People with a reduced ability to taste food choose sweeter -- and likely higher-calorie -- fare, thereby paving the way for gaining unhealthy weight, says a study.
"We found that the more people lost sensitivity to sweetness, the more sugar they wanted in their foods," said lead author Robin Dando, Assistant Professor at Cornell University in Ithaca, New York.
In this research published online by the journal Appetite, Dando temporarily dulled the taste buds of study participants and had them sample foods of varying sugar concentrations.
For the blind tests, the researchers provided participants with an herbal tea with low, medium or high concentrations of a naturally occurring herb, Gymnema Sylvestre, which is known to temporarily block sweet receptors.
During the testing, participants added their favoured levels of sweetness to bland concoctions.

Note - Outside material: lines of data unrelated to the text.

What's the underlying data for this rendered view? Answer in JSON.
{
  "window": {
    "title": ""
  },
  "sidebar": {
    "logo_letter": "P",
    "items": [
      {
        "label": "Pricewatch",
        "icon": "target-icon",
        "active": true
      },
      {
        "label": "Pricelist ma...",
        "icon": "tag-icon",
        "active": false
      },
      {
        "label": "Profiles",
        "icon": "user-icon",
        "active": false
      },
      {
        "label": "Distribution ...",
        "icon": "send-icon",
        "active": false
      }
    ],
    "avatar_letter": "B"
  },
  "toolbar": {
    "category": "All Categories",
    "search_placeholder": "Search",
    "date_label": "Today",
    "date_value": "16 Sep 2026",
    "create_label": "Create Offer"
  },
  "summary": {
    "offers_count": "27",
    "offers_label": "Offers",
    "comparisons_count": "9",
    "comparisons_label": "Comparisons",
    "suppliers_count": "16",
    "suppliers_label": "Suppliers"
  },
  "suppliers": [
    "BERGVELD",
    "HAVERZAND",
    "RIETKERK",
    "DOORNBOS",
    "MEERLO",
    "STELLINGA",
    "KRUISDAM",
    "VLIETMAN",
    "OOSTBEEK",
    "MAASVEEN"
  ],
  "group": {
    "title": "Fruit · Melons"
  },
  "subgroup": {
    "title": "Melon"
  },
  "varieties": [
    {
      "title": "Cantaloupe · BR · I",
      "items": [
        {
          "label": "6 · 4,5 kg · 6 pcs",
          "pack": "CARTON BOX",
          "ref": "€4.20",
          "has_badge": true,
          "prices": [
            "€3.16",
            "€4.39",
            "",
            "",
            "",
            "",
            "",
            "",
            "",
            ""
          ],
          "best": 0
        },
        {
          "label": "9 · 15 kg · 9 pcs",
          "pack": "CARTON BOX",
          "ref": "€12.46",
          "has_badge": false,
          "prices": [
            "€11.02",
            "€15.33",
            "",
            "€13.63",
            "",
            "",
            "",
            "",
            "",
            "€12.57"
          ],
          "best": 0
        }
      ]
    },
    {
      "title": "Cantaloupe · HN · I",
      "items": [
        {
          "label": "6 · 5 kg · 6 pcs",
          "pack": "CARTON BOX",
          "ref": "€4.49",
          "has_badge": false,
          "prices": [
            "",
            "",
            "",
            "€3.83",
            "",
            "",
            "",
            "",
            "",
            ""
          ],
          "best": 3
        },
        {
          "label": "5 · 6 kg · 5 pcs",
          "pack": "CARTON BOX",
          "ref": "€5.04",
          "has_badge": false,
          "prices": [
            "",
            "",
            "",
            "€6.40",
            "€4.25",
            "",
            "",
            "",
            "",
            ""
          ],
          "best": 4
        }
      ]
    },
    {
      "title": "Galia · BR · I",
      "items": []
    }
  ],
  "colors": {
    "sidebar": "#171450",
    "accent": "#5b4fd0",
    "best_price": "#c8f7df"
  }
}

The researchers found that those participants with their taste receptors blocked began to prefer higher concentrations of sugar.
"Others have suggested that the overweight may have a reduction in their perceived intensity of taste. So, if an overweight or obese person has a diminished sense of taste, our research shows that they may begin to seek out more intense stimuli to attain a satisfactory level of reward," explained Dando.
This can influence their eating habits to compensate for a lower taste response, he said.
"The gustatory system -- that is, the taste system we have -- may serve as an important nexus in understanding the development of obesity. With this in mind, taste dysfunction should be considered as a factor," Dando said.